Its proper name is the Thaddeus Kosciusko Bridge, but everyone just says "the Twin Bridges."
Years pass now between opportunities to cross the Twin Bridges, but when I do, I know I'm home. It's a place that Thomas Wolfe will be forever remembered as having said you can't go to again.
I'm testing Mr. Wolfe's theory. At least, temporarily.
For the next six days, I'll be away from Chattanooga, visiting not one, but two places I call home.
Saratoga Springs, N.Y., where I lived from 1998 to 2005, feels like my home. Not my family's, just mine. I moved there for college when I was 18 and stayed until I was 25. It's the first place I put down any of my own roots, the last time I really had the kind of friendships that feel like family, the place I met the man I love. Saratoga is where I let go of being a child and came into my own.
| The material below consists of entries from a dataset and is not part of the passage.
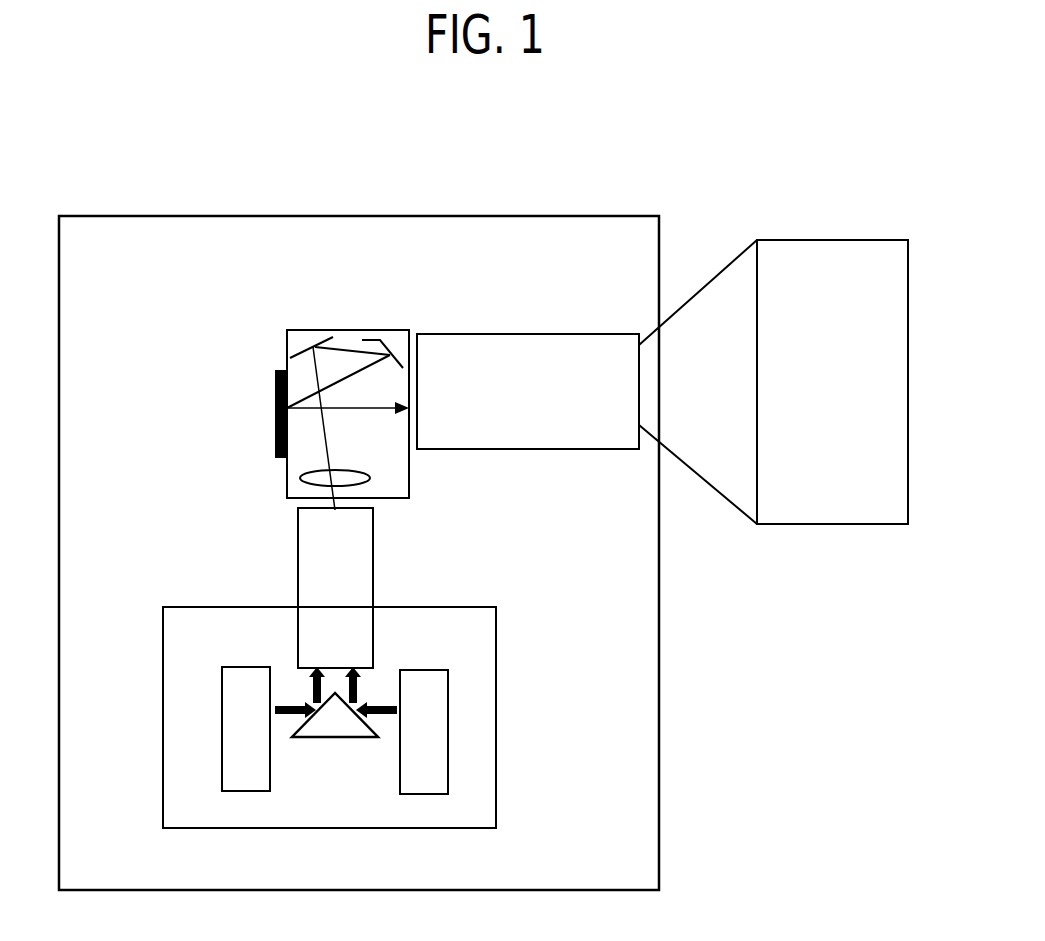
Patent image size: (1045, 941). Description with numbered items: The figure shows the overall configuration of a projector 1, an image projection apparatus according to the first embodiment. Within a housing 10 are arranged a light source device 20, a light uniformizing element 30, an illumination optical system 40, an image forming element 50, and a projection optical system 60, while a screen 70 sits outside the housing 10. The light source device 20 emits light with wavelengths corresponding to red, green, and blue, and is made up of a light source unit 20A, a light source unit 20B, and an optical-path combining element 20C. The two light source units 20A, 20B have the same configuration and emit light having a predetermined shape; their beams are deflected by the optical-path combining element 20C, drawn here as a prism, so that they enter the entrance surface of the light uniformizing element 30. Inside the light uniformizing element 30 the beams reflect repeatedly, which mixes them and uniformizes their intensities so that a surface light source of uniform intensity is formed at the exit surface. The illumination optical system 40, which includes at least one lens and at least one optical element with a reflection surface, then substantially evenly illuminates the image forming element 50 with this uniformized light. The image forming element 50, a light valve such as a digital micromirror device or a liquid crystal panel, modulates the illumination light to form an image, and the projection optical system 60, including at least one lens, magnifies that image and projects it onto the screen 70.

The projector 1 is at (763, 122).
The housing 10 is at (563, 216).
The light source device 20 is at (496, 638).
The light source unit 20A is at (425, 794).
The light source unit 20B is at (247, 791).
The optical-path combining element 20C is at (335, 738).
The light uniformizing element 30 is at (297, 534).
The illumination optical system 40 is at (365, 330).
The image forming element 50 is at (275, 375).
The projection optical system 60 is at (563, 334).
The screen 70 is at (863, 240).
This weekend is my 10-year college reunion. It's a chance to see old friends, to catch up, to see how far we've all come in the past decade. Cynically, it's also a chance to feel bad about our failures and our classmates' successes, or to gloat if the reverse is true. But I don't think that will be the case.
After that, it's down to the city (yes, that's New York City, and yes, those of us who are from there refer to it as "the city" because yes, New Yorkers really are that self-centered) to visit my family.
If Saratoga is the place I crossed the bridge into adulthood, New York (yes, the city, which trumps the rest of the state) is the path that led me there. It's where I was born, where I grew up, where my family still lives. It's the place I made my earliest mistakes and experienced some of my most traumatizing embarrassments.
Fortunately, enough time has passed that I hardly remember most of the traumas. Fortunately, it is also the place where I learned the first of a series of never-ending life lessons. It is not, I confess, the place I learned that you never stop learning. That's a lesson I keep having to remind myself of. I'm not always thrilled to be reminded that I don't know everything.
Like many young people, I was eager to leave home when the time came. It took me 10 years to miss New York. You know when I miss it most? In the winter. I don't think there's any place more beautiful than New York at Christmastime. Of course, that might just be absence making the heart grow fonder.
As the dog days of summer approach, you can't blame me for being homesick for snow.